3.a — Il mezzo è inammissibile sia per quanto sopra già argomentato in ordine al vizi di motivazione sia perché l’argomentazione della Corte territoriale vi è stata ed è congrua alla fattispecie; del resto l’anzianità di servizio del professionista di per sé è circostanza non rilevante – o, se vuolsi, rilevante al limite in senso negativo- e il rispetto del termine stabilito dall’Agenzia delle Entrate non toglie che il denaro ricevuto dal cliente per provvedere immantinente alla registrazione degli atti, non essendo versato all’Erario, permaneva sul conto del notaio stesso ( da qui , deve ritenersi, l’apertura di un procedimento penale a carico del professionista, come da copia dell’ordinanza di rinvio a giudizio allegata alla memoria)

3.a.1 — Infondato infine è il rilievo secondo il quale si sarebbe dovuto tener conto del ravvedimento attivo e la condotta tenuta per eliminare le conseguenze dannose della violazione e riparare integralmente prodotto: invero il ricorrente non ha neppure esaminato la motivazione addotta in contrario dalla Corte partenopea che faceva riferimento alla condotta necessitata tenuta dal Notaio che era stato sanzionato non per non aver versato in assoluto quanto percepito dai clienti per la registrazione degli atti bensì per averlo fatto in ritardo e che dunque detto ritardo non poteva essere considerato un post factum di elisione delle conseguenze dannose della condotta, rappresentando elemento costitutivo del fatto di incolpazione (v. Cass. Sez. II n. 1170 del 2014)

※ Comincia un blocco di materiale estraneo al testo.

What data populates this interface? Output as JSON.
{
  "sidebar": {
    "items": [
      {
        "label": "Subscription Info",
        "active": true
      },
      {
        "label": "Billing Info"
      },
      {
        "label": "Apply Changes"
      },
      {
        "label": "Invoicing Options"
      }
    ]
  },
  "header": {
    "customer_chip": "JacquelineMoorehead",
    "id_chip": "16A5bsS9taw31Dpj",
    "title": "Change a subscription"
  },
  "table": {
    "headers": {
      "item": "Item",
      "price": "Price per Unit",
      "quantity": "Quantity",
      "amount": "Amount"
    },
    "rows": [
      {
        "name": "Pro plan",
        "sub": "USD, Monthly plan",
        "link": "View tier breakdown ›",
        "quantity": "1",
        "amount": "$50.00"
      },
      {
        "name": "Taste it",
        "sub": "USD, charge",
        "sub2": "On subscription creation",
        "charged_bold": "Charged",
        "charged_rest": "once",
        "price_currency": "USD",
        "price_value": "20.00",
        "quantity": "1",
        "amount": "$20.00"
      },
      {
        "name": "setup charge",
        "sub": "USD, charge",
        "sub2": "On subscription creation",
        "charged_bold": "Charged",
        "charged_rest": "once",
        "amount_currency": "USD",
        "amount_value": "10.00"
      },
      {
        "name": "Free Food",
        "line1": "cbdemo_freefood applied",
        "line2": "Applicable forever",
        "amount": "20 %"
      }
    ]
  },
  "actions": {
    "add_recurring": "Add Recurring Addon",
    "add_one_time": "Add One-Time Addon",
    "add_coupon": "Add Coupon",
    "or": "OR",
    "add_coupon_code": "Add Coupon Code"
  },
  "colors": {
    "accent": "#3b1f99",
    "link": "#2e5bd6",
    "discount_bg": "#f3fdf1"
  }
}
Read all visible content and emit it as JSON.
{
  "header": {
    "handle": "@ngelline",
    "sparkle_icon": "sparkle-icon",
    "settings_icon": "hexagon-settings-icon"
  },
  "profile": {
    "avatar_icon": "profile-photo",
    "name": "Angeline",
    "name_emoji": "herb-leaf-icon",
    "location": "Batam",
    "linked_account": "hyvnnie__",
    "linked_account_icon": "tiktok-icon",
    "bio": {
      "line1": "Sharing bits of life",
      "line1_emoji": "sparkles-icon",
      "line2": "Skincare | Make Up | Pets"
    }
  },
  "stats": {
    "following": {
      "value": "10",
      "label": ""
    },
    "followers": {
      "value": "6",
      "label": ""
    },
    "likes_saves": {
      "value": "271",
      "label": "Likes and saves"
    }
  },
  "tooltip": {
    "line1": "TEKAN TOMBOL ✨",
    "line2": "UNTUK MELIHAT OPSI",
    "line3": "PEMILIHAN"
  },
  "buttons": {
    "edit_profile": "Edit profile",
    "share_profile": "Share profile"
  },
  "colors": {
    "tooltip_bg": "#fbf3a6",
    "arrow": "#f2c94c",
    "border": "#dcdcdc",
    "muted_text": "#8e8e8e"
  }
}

4 — Con il quarto e connesso motivo si deduce la insufficiente motivazione sulla volontarietà della condotta del notaio, sull’antigiuridicità della sua condotta e  l’assenza di mala fede , sulla base dell’assunto , nuovamente, del tempestivo pagamento del dovuto: valgano le considerazioni che precedono.

5 . Le spese seguono la soccombenza e vanno liquidate come da dispositivo; va altresì dato atto, ai sensi dell’art. 13, comma 1 quater del d.P.R. n. 115 del 2002, della sussistenza dei presupposti per il versamento, da parte del ricorrente, dell’ulteriore importo a titolo di contributo unificato, pari a quello dovuto per i rispettivi ricorsi, a norma del comma 1 bis dello stesso art. 13.

P.Q.M.

Rigetta il ricorso e condanna il ricorrente , al pagamento delle spese di lite che liquida in complessivi euro 7.200, di cui 200 per esborsi, in favore della parte controricorrente ; dà altresì atto, ai sensi dell’art. 13, comma 1 quater del d.P.R. n. 115 del 2002, della sussistenza dei presupposti per il versamento, da parte del ricorrente stesso, dell’ulteriore importo a titolo di contributo unificato, pari a quello dovuto per il ricorso, a norma del comma 1 bis dello stesso art. 13.